SMASHED

Plain might be the best adjective to describe “Smashed,” a small-scaled modern retelling of “Days of Wine and Roses” in which Mary Elizabeth Winstead gives an effective, affecting performance as an alcoholic second-grade teacher who tries to break the drinking habit without much help from her slacker husband (Aaron Paul). Despite being about adult characters, it has a certain “after school special” vibe. But although it has a tendency to preach, its homespun honesty helps it work.

Winstead plays Kate, who after a binge causes her to embarrass herself in front of her class and lie to her colleagues, explaining the accident by claiming to be pregnant and suffer from morning sickness, decides she needs help. At the encouragement of his vice principal (Nick Offerman), who has an alcohol problem himself and knows the signs, she begins attending AA meetings, quickly bonding with Jenny (Octavia Spencer, who exchanges the volatility she brought to “The Help” for a sweet maternal warmth), who becomes her supportive sponsor.

But while her husband Charlie (Aaron Paul) doesn’t object, he keeps drinking with his buddies and living a layabout life made possible by the fact that his parents are well off and apparently meet the monetary needs his on-again, off-again work as a writer don’t cover. And as Kate becomes more and more insistent about sobriety, he gets increasingly irked by her attitude, and they gradually drift apart.

There’s a naturalness to “Smashed” that serves it well, with Tobias Datum’s unpretentious cinematography setting off Linda Sena’s gritty production design. But the script adds elements that stray into heavy-handedness. Happily, the performances are good enough to overcome most of the rough patches. The conversations between Kate and Jenny sometimes sound like excerpts from an AA manual, but Winstead and Spencer make them feel genuine. The same is true of a sequence in which Kate and Charlie visit her mother, which Winstead, Paul and Mary Kay Place elevate beyond soap opera status. Less successful is the sequence in which Kate must address her students’ questions about her supposed miscarriage, where the problem of casting non-professional children is all too apparent.
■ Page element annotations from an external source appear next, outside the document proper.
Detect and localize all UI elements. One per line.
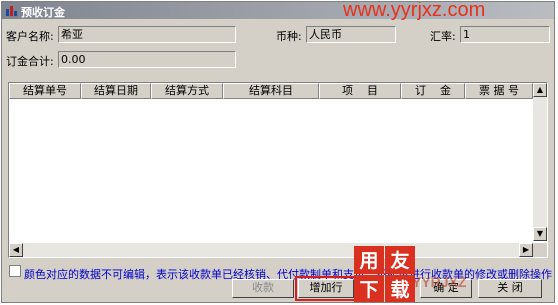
watermark-url: www.yyrjxz.com	[343, 1, 486, 21]
customer-label: 客户名称:	[6, 30, 54, 43]
currency-label: 币种:	[276, 30, 302, 43]
add-row-button[interactable]: 增加行	[295, 276, 357, 301]
scroll-right-icon[interactable]: ▶	[519, 243, 533, 257]
column-header-deposit[interactable]: 订 金	[401, 83, 465, 99]
logo-char-4: 载	[390, 278, 409, 301]
receive-button[interactable]: 收款	[232, 279, 294, 298]
logo-char-2: 友	[390, 249, 409, 272]
vertical-scrollbar[interactable]: ▲ ▼	[533, 83, 547, 241]
scrollbar-corner	[533, 243, 547, 257]
scroll-left-icon[interactable]: ◀	[9, 243, 23, 257]
customer-field[interactable]: 希亚	[58, 26, 236, 43]
scroll-down-icon[interactable]: ▼	[533, 227, 547, 241]
rate-label: 汇率:	[430, 30, 456, 43]
column-header-item[interactable]: 项 目	[319, 83, 401, 99]
logo-char-1: 用	[359, 250, 378, 272]
column-header-settlement-method[interactable]: 结算方式	[151, 83, 223, 99]
column-header-bill-no[interactable]: 票 据 号	[465, 83, 533, 99]
column-header-settlement-date[interactable]: 结算日期	[81, 83, 151, 99]
horizontal-scrollbar[interactable]: ◀ ▶	[9, 243, 533, 257]
total-label: 订金合计:	[6, 55, 54, 68]
window-title: 预收订金	[21, 6, 65, 19]
legend-color-swatch	[9, 265, 21, 277]
app-icon	[6, 6, 17, 16]
rate-field[interactable]: 1	[460, 26, 550, 43]
scroll-up-icon[interactable]: ▲	[533, 83, 547, 97]
logo-char-3: 下	[359, 279, 378, 301]
currency-field[interactable]: 人民币	[306, 26, 396, 43]
yonyou-download-logo: 用 友 下 载	[354, 246, 415, 302]
settlement-table[interactable]: 结算单号 结算日期 结算方式 结算科目 项 目 订 金 票 据 号 ▲ ▼ ◀ …	[8, 82, 548, 258]
total-field[interactable]: 0.00	[58, 51, 236, 68]
prepayment-dialog: 预收订金 www.yyrjxz.com 客户名称: 希亚 币种: 人民币 汇率:…	[1, 1, 555, 303]
column-header-settlement-account[interactable]: 结算科目	[223, 83, 319, 99]
brand-watermark: YYRJXZ	[412, 274, 467, 290]
close-button[interactable]: 关 闭	[478, 279, 542, 298]
table-header: 结算单号 结算日期 结算方式 结算科目 项 目 订 金 票 据 号	[9, 83, 533, 99]
title-bar[interactable]: 预收订金 www.yyrjxz.com	[2, 1, 554, 21]
column-header-settlement-no[interactable]: 结算单号	[9, 83, 81, 99]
But the scenes with Kate’s campus colleagues register. Offerman adds a pleasantly humorous undercurrent to the helpful vice principal, even selling a delicate sequence in which he ineptly expresses a romantic interest in Kate. And Megan Mullaly brings an offbeat likable quality, and a surprising strain of sternness, to their principal. Winstead also sells the inevitable falling-off-the-wagon scene, and she and Paul bring and unaffected, understated quality to a final scene together, in which they play a game of croquet that’s also one of attempted reconciliation.

With this second feature James Ponsoldt—who co-wrote the screenplay with Susan Burke—demonstrates a knack for clean, straightforward storytelling and a sure hand with actors. Despite some obvious touches, this modest, compact tale of alcoholic’s attempt to change her life has a sense of authenticity and carries considerable dramatic power.